A lot of New York's Germans celebrated. "Up and down and East Eighty-sixth Street," writes Margolich, "people marched arm in arm, singing and shouting. Business boomed in Café Hindenburg, the Vaterland, and Jaegers, with buxom fräuleins and waiters in Bavarian outfits carrying overflowing steins through the crowds."
South Africa's whites also celebrated. And the sportswriter Grantland Rice wrote that Lewis' "jungle cunning" was no match for Schmeling's superior intelligence.
The South had not allowed newsreels of a black boxer beating a white boxer in its theaters. They allowed the showing of Lewis being beaten by Schmeling.
Four days after the fight, Schmeling boarded the blimp Hindenburg on the night of June 23, after paying taxes owed the U.S. government and settling some old debts. The Hindenburg took three days to reach Europe, passing over Doorn, Holland, and the residence of the former Kaiser in exile, Wilhelm II, who waved his hat. When the Hindenburg approached the city of Cologne it picked up five escort fighter planes. In Frankfurt, Schmeling was greeted by a brown-shirt band that could not be heard because of the roar of the crowd. And Schmeling was rushed to a meeting with Hitler.

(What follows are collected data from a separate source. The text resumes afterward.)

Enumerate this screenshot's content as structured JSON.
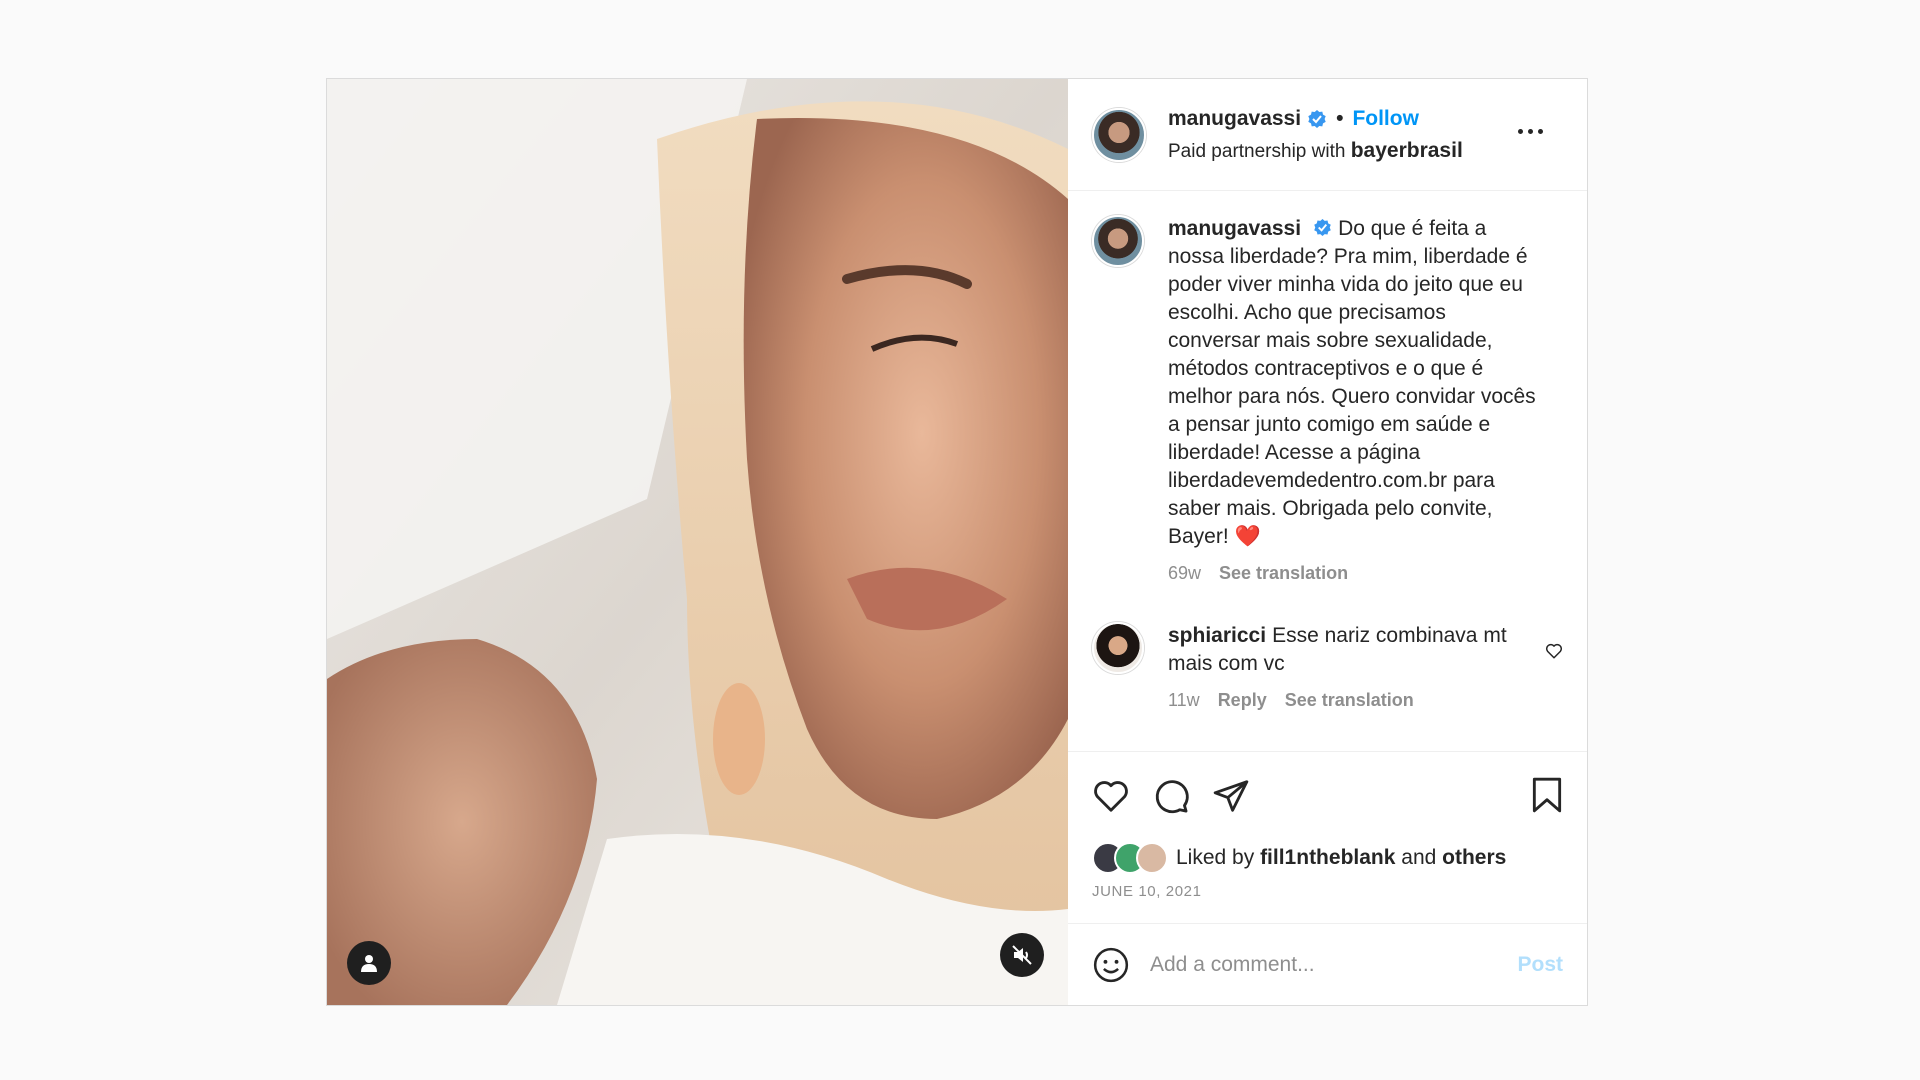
{
  "post": {
    "author": "manugavassi",
    "follow_label": "Follow",
    "dot": "•",
    "partnership_prefix": "Paid partnership with",
    "partner": "bayerbrasil",
    "caption": {
      "username": "manugavassi",
      "text": "Do que é feita a nossa liberdade? Pra mim, liberdade é poder viver minha vida do jeito que eu escolhi. Acho que precisamos conversar mais sobre sexualidade, métodos contraceptivos e o que é melhor para nós. Quero convidar vocês a pensar junto comigo em saúde e liberdade! Acesse a página liberdadevemdedentro.com.br para saber mais. Obrigada pelo convite, Bayer! ❤️",
      "age": "69w",
      "see_translation": "See translation"
    },
    "comment": {
      "username": "sphiaricci",
      "text": "Esse nariz combinava mt mais com vc",
      "age": "11w",
      "reply": "Reply",
      "see_translation": "See translation"
    },
    "likes": {
      "prefix": "Liked by",
      "user": "fill1ntheblank",
      "conjunction": "and",
      "others": "others"
    },
    "date": "JUNE 10, 2021",
    "add_comment": {
      "placeholder": "Add a comment...",
      "post_label": "Post"
    }
  },
  "icons": {
    "verified": "verified-badge-icon",
    "more": "more-options-icon",
    "like": "heart-icon",
    "comment": "comment-icon",
    "share": "share-icon",
    "save": "bookmark-icon",
    "emoji": "emoji-icon",
    "user_tag": "user-icon",
    "mute": "muted-speaker-icon"
  },
  "colors": {
    "accent": "#0095f6",
    "post_disabled": "#b2dffc",
    "muted_text": "#8e8e8e",
    "text": "#262626"
  }
}
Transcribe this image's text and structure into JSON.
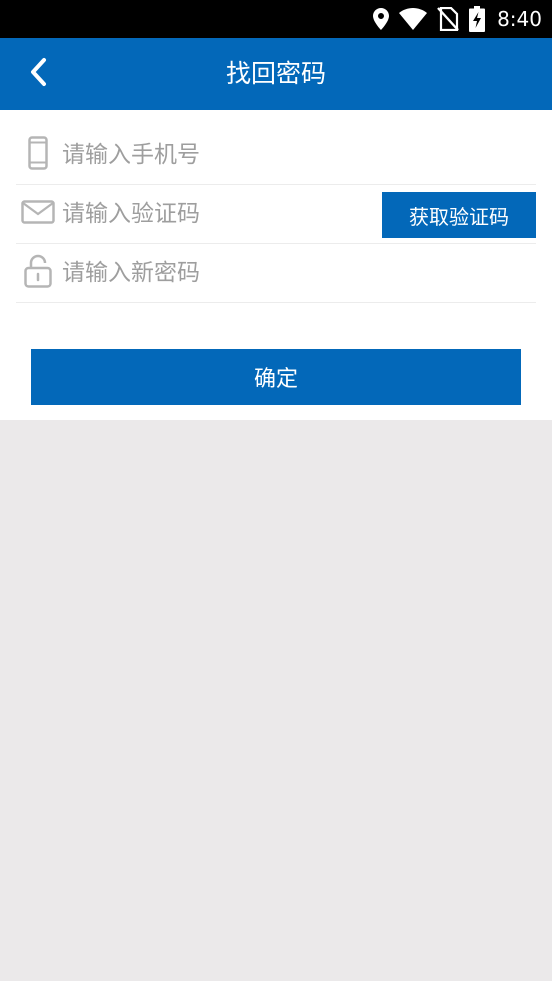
{
  "status_bar": {
    "time": "8:40",
    "icons": [
      "location-icon",
      "wifi-icon",
      "no-sim-icon",
      "battery-charging-icon"
    ]
  },
  "header": {
    "back_icon": "chevron-left-icon",
    "title": "找回密码"
  },
  "form": {
    "phone": {
      "icon": "phone-icon",
      "placeholder": "请输入手机号",
      "value": ""
    },
    "code": {
      "icon": "mail-icon",
      "placeholder": "请输入验证码",
      "value": "",
      "button_label": "获取验证码"
    },
    "password": {
      "icon": "lock-icon",
      "placeholder": "请输入新密码",
      "value": ""
    },
    "confirm_label": "确定"
  },
  "colors": {
    "primary": "#0368b9",
    "background": "#ebe9ea",
    "placeholder": "#9e9e9e",
    "icon": "#b5b5b5"
  }
}
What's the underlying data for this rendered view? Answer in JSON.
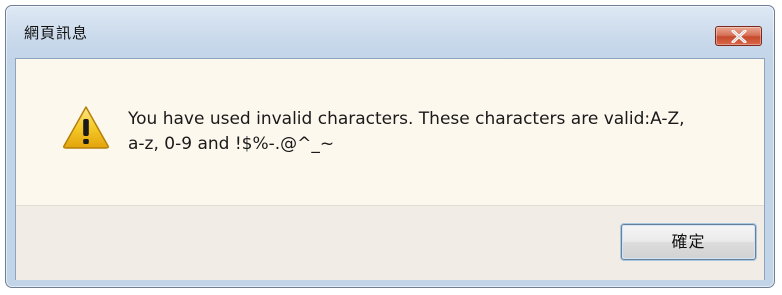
{
  "window": {
    "title": "網頁訊息"
  },
  "dialog": {
    "icon": "warning-icon",
    "message_line1": "You have used invalid characters. These characters are valid:A-Z,",
    "message_line2": "a-z, 0-9 and !$%-.@^_~",
    "ok_label": "確定",
    "close_icon": "close-icon"
  },
  "colors": {
    "close_button": "#d0553a",
    "content_background": "#fdf8ee",
    "warning_yellow": "#f2c21b"
  }
}
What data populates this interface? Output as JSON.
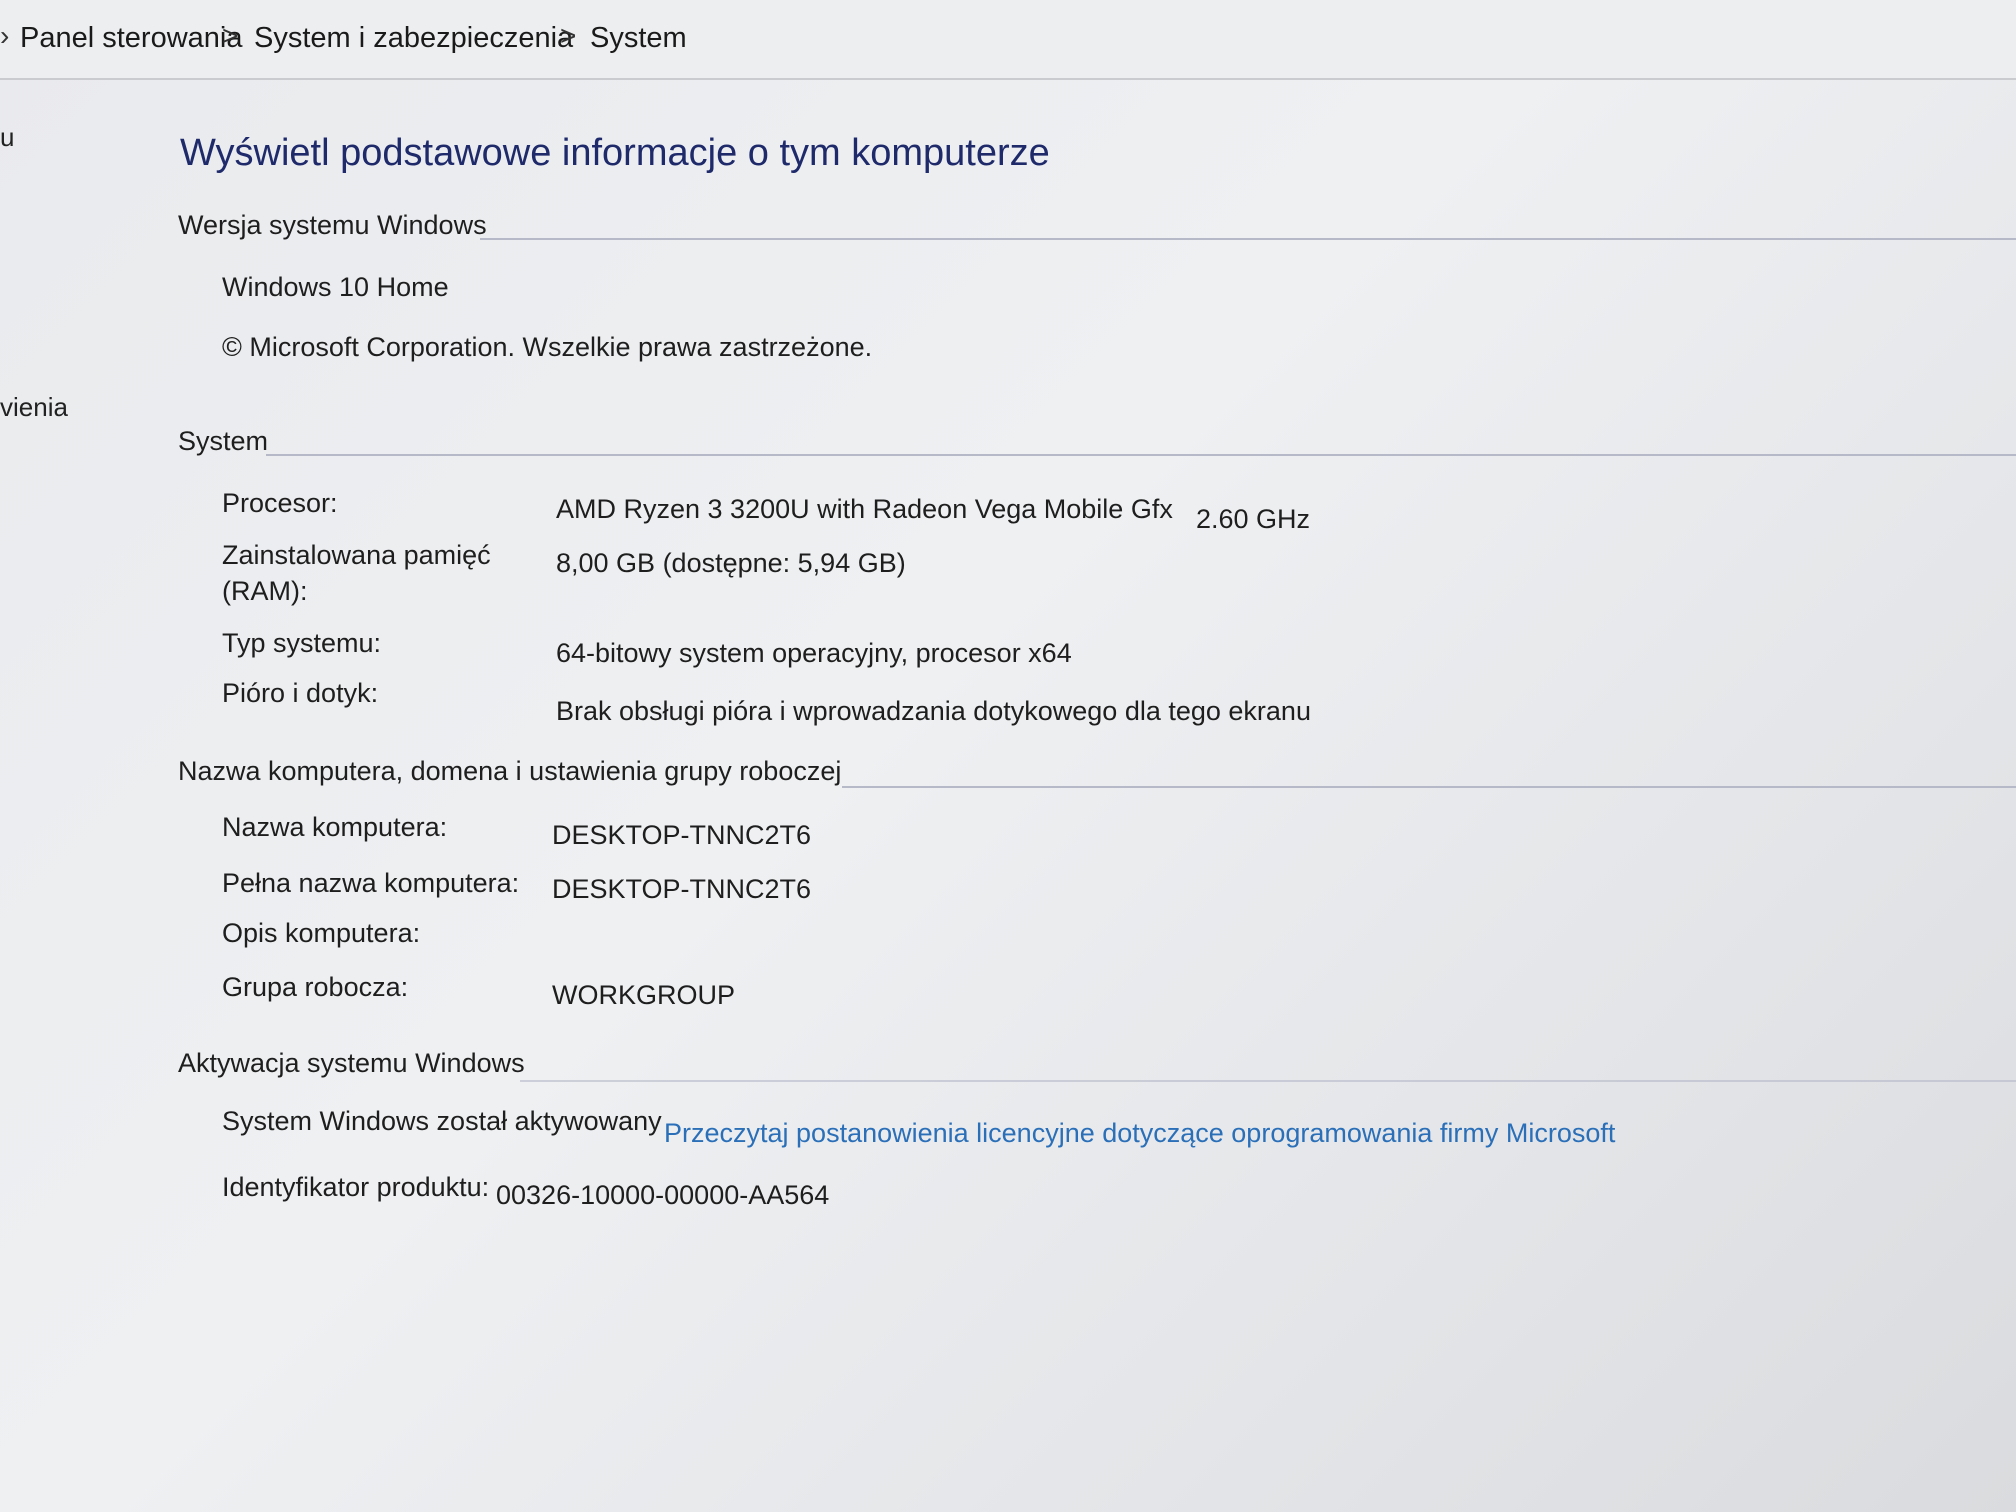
{
  "breadcrumb": {
    "items": [
      "Panel sterowania",
      "System i zabezpieczenia",
      "System"
    ],
    "separator": ">"
  },
  "sidebar_fragments": [
    "u",
    "vienia"
  ],
  "page_title": "Wyświetl podstawowe informacje o tym komputerze",
  "windows_edition": {
    "header": "Wersja systemu Windows",
    "edition": "Windows 10 Home",
    "copyright": "© Microsoft Corporation. Wszelkie prawa zastrzeżone."
  },
  "system": {
    "header": "System",
    "processor_label": "Procesor:",
    "processor_value": "AMD Ryzen 3 3200U with Radeon Vega Mobile Gfx",
    "processor_speed": "2.60 GHz",
    "ram_label_line1": "Zainstalowana pamięć",
    "ram_label_line2": "(RAM):",
    "ram_value": "8,00 GB (dostępne: 5,94 GB)",
    "type_label": "Typ systemu:",
    "type_value": "64-bitowy system operacyjny, procesor x64",
    "pen_label": "Pióro i dotyk:",
    "pen_value": "Brak obsługi pióra i wprowadzania dotykowego dla tego ekranu"
  },
  "computer_name": {
    "header": "Nazwa komputera, domena i ustawienia grupy roboczej",
    "name_label": "Nazwa komputera:",
    "name_value": "DESKTOP-TNNC2T6",
    "full_name_label": "Pełna nazwa komputera:",
    "full_name_value": "DESKTOP-TNNC2T6",
    "description_label": "Opis komputera:",
    "workgroup_label": "Grupa robocza:",
    "workgroup_value": "WORKGROUP"
  },
  "activation": {
    "header": "Aktywacja systemu Windows",
    "status": "System Windows został aktywowany",
    "license_link": "Przeczytaj postanowienia licencyjne dotyczące oprogramowania firmy Microsoft",
    "product_id_label": "Identyfikator produktu:",
    "product_id_value": "00326-10000-00000-AA564"
  },
  "colors": {
    "title": "#1f2a6b",
    "link": "#2a6fb8",
    "divider": "#b6b9c8"
  }
}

Lewis went on to become world Heavyweight the following year, 1937, knocking out James J. Braddock in eight rounds at Chicago. But Lewis publicly announced after that fight that he would not recognize himself as champion until he beat Schmeling.
The second Lewis-Schmeling fight, a title fight, also at Yankee Stadium, was preceded by more emotional intensity than had preceded the 1936 fight. By 1938 there was a little more hostility toward Germany in the United States. Impassioned Jews demonstrated against Schmeling, calling him a Nazi. The Nazi Party was loud in proclaiming the superiority of Schmeling over any black fighter and that Schmeling was sure to win. Passions were high in Germany, but, despite all the racist propaganda, in Nuremburg 150 persons out of 6,000 bettors put their money on Lewis. Passions were high too in New York's German district, Yorkville, where Americans in Nazi uniforms clashed with Jewish veterans of World War I. Two weeks later, writes Margolich, "two thousand people in Yorkville heard the German consul praise Hitler, then watched Leni Riefenstahl's Triumph of the Will."
A personal note: Some Americans were not yet revolted by Hitler's Germany. Some were still saying that Hitler was not such a bad guy – my thoughts from personal knowledge gathered from childhood, not, however, from my third-generation German mother, born in California in 1907, who disliked Hitler.
Before the fight, Lewis said,
I knew I had to get Schmeling good. I had my own personal reasons and the whole damned country was depending on me.
Lewis dropped Schmeling in the first round. Margolich describes the fight and response to the fight in detail, including that of celebrities. He covers the life of Lewis to his death in 1981 and the rest of Schmeling's life – Schmeling dying in February 2005 at the age of 99.
Margolich writes of Schmeling picking up two Jewish boys, sons of an old friend, and sheltering them in his hotel suite in Berlin for several days, protecting them from the anti-Jew hostility that raged in Germany beginning on Kristallnacht, in November, 1938. The two boys, Henri and Werner Lewin, are said to have been smuggled out of Germany with Schmeling's help, Henri Lewin becoming an owner of the Sands Hotel in Las Vegas.
Like many other German men he was drafted into the military. He is reported to have been out of favor with Hitler for not having joined the National Socialist Party. Rather than favorable treatment, he fought as an ordinary soldier on the Eastern Front.